Let me preface this by saying that this is not a question about the Irwin-Hall distribution , at least directly. Rather, in the proof of Lemma 1 in the appendix of this paper , the author shows that the joint density of $S_n:= \sum_{I=1}^{n}X_i$ where $X_i\stackrel{\rm i.i.d}{\sim}U\left[0,1\right]$ is given by $$f_n(s) = \frac{s^{n-1}}{(n-1)!}P\left(\max_{1\leq i\leq n} L_n \leq s^{-1}\right)$$ where $\{L_i\}_{i=1}^n$ are the lengths of consecutive sub-intervals of $\left[0,1\right]$ cut out by $(n-1)$ uniform random numbers in the interval. I know that the the joint density of the first $(n-1)$ such lengths is $(n-1)!$ on its support. However, I failed to follow the argument of the author to its conclusion.
Specifically, he argues that the joint density of $S_n,X_1,\ldots,X_{n-1}$ is the same as the joint density of the $n$ independent uniform which is 1 on its support. Then, applying a transformation, the joint density of $S_n,\frac{X_1}{S_n},\ldots,\frac{X_{n-1}}{S_n}$ can be found to be $s^{n-1}$. I cannot follow the argument from this point on, where he presumably integrates out the other variables to derive $f(s)$. If anyone could clarify this step for me, it'd be great.
Best Answer
Ok so this answer basically avoids what Pittel does (maybe that is easier but it's not obvious to me), and follows Feller's approach.
We have $X_1$, $\cdots$, $X_n$ independent uniform random variables on $[0,a]$. Let $S_n$ be their sum. We want the density of $S_n$, let's call that $f_{n,a}$. Obviously $f_{1,a}$ is $\frac{1}{a}$ on $[0,a]$ and $0$ on the rest of the positive real line. And the rest of the $f_{n,a}$ obey the convolution recurrence, so for $n \geq 2$,
$$f_{n,a}(x) = \frac{1}{a} \int_0^a f_{n-1,a}(x-y) \, dy.$$
Let's set this aside and turn to the other item Pittel uses.
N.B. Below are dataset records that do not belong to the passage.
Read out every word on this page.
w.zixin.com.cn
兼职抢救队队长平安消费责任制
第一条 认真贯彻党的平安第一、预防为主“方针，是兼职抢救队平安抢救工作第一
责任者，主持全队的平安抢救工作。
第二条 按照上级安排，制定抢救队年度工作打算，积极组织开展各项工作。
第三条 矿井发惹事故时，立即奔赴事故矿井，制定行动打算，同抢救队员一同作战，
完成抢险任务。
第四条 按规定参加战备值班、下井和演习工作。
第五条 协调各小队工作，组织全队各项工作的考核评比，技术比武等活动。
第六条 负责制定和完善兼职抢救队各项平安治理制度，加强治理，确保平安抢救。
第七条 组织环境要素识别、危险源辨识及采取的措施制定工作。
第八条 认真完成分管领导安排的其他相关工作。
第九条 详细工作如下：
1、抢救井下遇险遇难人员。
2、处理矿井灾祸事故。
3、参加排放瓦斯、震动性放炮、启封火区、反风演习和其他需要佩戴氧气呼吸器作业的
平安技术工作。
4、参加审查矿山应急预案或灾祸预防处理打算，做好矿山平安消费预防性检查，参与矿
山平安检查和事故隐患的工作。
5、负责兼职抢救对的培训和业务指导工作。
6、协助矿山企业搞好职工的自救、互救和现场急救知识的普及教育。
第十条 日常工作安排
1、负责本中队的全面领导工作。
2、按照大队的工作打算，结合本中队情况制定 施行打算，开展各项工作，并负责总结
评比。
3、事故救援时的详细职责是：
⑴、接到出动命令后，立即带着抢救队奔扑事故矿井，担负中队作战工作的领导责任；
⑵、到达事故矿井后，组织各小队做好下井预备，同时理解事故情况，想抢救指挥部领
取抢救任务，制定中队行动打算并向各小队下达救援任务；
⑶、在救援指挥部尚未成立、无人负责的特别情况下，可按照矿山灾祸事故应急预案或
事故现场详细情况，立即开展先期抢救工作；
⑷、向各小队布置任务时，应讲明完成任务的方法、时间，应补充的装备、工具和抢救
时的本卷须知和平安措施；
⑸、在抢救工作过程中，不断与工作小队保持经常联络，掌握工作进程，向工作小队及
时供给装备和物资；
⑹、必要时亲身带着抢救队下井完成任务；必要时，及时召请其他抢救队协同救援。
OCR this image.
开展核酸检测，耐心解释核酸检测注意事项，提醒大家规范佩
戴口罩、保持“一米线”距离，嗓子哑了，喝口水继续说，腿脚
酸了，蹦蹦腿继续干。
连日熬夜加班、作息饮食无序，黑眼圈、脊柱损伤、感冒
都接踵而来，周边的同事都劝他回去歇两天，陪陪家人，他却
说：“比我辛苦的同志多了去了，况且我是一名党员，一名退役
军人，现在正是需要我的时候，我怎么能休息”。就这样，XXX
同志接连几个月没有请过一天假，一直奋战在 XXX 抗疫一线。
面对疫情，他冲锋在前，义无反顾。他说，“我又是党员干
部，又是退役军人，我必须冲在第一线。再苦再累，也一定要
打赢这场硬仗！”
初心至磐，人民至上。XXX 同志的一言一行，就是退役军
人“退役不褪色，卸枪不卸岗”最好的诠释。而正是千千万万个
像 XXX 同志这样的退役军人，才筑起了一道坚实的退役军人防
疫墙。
Say we partition $[0,t]$ into n intervals using independent uniform random points $Y_1, \cdots, Y_{n-1}$. We want to track the probability that none of the subintervals are larger than $a$, i.e. $P(\max_{1 \leq i \leq n-1} \left(Y_{i+1} - Y_i\right) \leq a)$. Call this thing $\varphi_{n,a}(t)$. By this definition, $\varphi_{1,a}(t)$ is clearly $1$ for $0 \leq t \leq a$, and $0$ on the rest of the positive real line.
What about for larger $n$? We have $n-1$ choices for a random point $Y_i$. Once we choose, call its position $x$. Then the probability that the $Y_i$ we chose is the leftmost one is $\left(\frac{t-x}{t}\right)^{n-2}$.
Also, this leftmost point must be less than $a$. Now the remaining variables are distributed with the same conditions over $[x,t]$, so the conditional probability they satisfy the requisite conditions is $\varphi_{n-1,a}(t-x)$. Integrate this over the possible $x$ and get
$$\varphi_{n,a}(t) = (n-1) \int_0^a \varphi_{n-1,a}(t-x) \left(\frac{t-x}{t}\right)^{n-2} \, \frac{1}{t}dx.$$
Now set
$$u_{n,a}(t) = \frac{\varphi_{n,a}(t)t^{n-1}}{a^{n-1}(n-1)!},$$
and observe for $n \geq 2$,
$$ u_{n,a}(t) = \frac{1}{a} \int_0^a u_{n-1,a}(t-x) \, dx.$$
This matches our recurrence above and the initial condition matches as well when $a=1$. So $u_{n,1}$ is our desired density function. As the problem requires, we have $a=1$, then put $t = s$ to get what Pittel has:
$$ u_{n,1}(s) = \frac{s^{n-1}}{(n-1)!} \varphi_{n,1}(s),$$
where the $\varphi$ term is what you want: the probability that no sub-interval exceeds length $1$ when $[0,s]$ is cut up into $n$ sub-intervals, or after rescaling, the probability that no sub-interval exceeds length $\frac{1}{s}$ when $[0,1]$ is cut up into $n$ sub-intervals.